A CLI tool and library to manage APCu, OPcache, and file status cache via FastCGI, CLI, or HTTP.
CacheTool is a command-line utility and PHP library that enables direct interaction with PHP's caching systems (APCu, OPcache, and file status cache) from the terminal. It connects to PHP-FPM or other FastCGI servers to perform cache operations without requiring web endpoints or service restarts, solving problems like cache invalidation, debugging, and maintenance automation.
PHP developers and system administrators who need to manage PHP caches (APCu, OPcache, file status) in production, staging, or development environments, especially those using PHP-FPM or FastCGI servers.
Developers choose CacheTool because it provides a scriptable, CLI-based interface to clear, inspect, and manipulate PHP caches without restarting services or exposing web endpoints, offering flexibility with multiple adapters (FastCGI, CLI, HTTP) and support for automation via cron jobs or Docker containers.
CLI App and library to manage apc & opcache.
Open-Awesome is built by the community, for the community. Submit a project, suggest an awesome list, or help improve the catalog on GitHub.

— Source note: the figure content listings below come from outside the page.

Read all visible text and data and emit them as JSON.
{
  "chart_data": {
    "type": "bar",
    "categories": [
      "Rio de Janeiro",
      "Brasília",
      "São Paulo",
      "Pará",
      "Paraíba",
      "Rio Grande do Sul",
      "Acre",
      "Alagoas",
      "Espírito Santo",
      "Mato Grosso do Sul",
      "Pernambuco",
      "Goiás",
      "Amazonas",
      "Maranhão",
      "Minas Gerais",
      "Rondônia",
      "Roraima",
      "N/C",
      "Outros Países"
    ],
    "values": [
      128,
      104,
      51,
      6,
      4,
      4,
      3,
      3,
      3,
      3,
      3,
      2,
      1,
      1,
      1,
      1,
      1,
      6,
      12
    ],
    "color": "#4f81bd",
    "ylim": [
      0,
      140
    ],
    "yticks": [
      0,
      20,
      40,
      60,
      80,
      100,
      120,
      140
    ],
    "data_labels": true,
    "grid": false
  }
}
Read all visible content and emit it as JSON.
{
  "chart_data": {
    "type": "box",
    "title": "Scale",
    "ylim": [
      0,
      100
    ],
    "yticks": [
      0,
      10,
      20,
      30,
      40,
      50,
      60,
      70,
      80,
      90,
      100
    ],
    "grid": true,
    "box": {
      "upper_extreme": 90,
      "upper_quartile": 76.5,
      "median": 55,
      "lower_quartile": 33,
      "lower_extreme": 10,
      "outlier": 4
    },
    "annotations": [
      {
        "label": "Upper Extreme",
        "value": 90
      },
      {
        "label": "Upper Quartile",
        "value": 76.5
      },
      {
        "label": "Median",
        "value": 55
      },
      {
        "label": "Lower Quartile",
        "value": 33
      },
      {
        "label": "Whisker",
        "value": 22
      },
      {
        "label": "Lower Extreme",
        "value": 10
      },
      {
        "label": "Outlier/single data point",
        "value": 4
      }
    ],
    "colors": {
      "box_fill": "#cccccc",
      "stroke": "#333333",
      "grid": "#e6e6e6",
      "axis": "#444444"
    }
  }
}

Connects directly to PHP-FPM sockets via the FastCGI adapter, enabling cache operations without web endpoints or service restarts, as shown in the --fcgi usage examples.
Provides extensive commands for APCu, OPcache, and file status cache, including clearing, statistics, key manipulation, and script compilation, detailed in the commands list.
Supports FastCGI, CLI, and HTTP adapters with configuration files, allowing use in diverse environments like chrooted setups or via Docker, per the README sections.
Designed for CLI and programmatic use with config files and Composer library integration, ideal for cron jobs and deployment scripts, as emphasized in the philosophy.
Clearing the file status cache only affects the responding FPM worker, not the entire pool, a noted restriction in the README that reduces effectiveness for some use cases.
Non-standard environments like chrooted FastCGI require additional flags (--fcgi-chroot, --tmp-dir) and careful configuration, increasing setup overhead and potential for errors.
Some HTTP adapter tests rely on sslip.io for DNS resolution, which can fail if not configured, adding friction for contributors or those running tests in restricted networks.